By Alvise Armellini and Angelo Amante
ROME, July 9 (Reuters) – Far-right, fresh out of jail, and teamed up with a man who wants criminals to “rot” behind bars: Italy’s Gianni Alemanno is an unlikely champion of prisoners’ rights, as he seeks to balance a tough stance on law and order with concern for human rights.
The 68-year-old has a solid right-wing political profile, starting in the youth wing of the post-fascist MSI party, serving under late Prime Minister Silvio Berlusconi as minister of agriculture, and as mayor of Rome from 2008 to 2013.
Alemanno was released on June 24 from Rome’s overcrowded, run-down Rebibbia prison — one of Italy’s biggest — 18 months after being jailed to serve a conviction for influence-peddling and abuse of office. He had denied the charges.
His experience — which he chronicled on social media — has cast a fresh spotlight on Italy’s neglected prisons, among the most overcrowded in Europe, with an occupancy rate of nearly 140%.
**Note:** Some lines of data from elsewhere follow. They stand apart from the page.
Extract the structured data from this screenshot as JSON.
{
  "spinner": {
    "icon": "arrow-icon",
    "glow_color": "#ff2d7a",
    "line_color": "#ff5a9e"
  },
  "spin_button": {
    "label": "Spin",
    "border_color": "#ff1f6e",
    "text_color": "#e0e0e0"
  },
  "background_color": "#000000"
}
“Only those who have spent time inside, or have relatives inside, understand the issue with prisons. Others do not understand it, they don’t see it at all,” Alemanno told Reuters in an interview.
He recalled a previous stint in Rebibbia – 10 months in 1982 for throwing a Molotov cocktail at the Soviet embassy during a far-right demonstration – which landed him in exactly the same cell where he ended up on December 31, 2024.
“From that cell, I watched Italy win the football World Cup in 1982,” he mused.
ALLIED TO ARMY GENERAL
With his regained freedom, Alemanno joined forces with Roberto Vannacci, a former army general and anti-woke campaigner whose new far-right party is steadily gaining in opinion polls – and whose views on prisons are far from libertarian.
Meeting Alemanno on the evening of his release, Vannacci made his hawkish views clear, invoking the Biblical story about brothers Abel and Cain, in which the latter kills his younger sibling.
“Between Abel and Cain, I’m with Abel, and Cain should rot in prison,” Vannacci told reporters. “For serious crimes, people definitely deserve a rigorous, serious, and prolonged sentence.”
In jail, Alemanno made a name for himself by documenting alleged abuses and inefficiencies of the prison system with a Facebook diary he co-authored with a fellow inmate serving time for complicity in murder.
Their posts will soon be turned into a book, he said.
Alemanno denounced squalid living conditions, staff shortages among the judiciary, stifling bureaucracy, petty rules, and lack of educational or training opportunities for inmates who want to turn over a new leaf.
He said the system encourages criminals to remain criminals.
“Those who want to misbehave have a wide-open path and can do whatever they please; those trying to find a different way, on the other hand, face a multitude of difficulties,” he added.
LITTLE GOVERNMENT ACTION
Last July Prime Minister Giorgia Meloni’s right-wing government pledged to expand prison capacity by up to 15,000 places and facilitate the transfer of inmates with addiction problems to treatment centres to ease overcrowding.
Since then, no new prison places have been created, and the draft law on the transfer of inmates, still under discussion, risks lapsing unless it is approved before the current parliamentary term ends in 2027.
With opinion polls showing the ruling coalition neck-and-neck with the centre-left opposition, and under pressure from Vannacci on law-and-order issues, it is doubtful whether Meloni will want to invest political capital on prison reform.
However, Alemanno remained hopeful about the chances of some progress, even without the help of his new friend Vannacci. “It is a bipartisan battle, which must bring together left and right,” he said.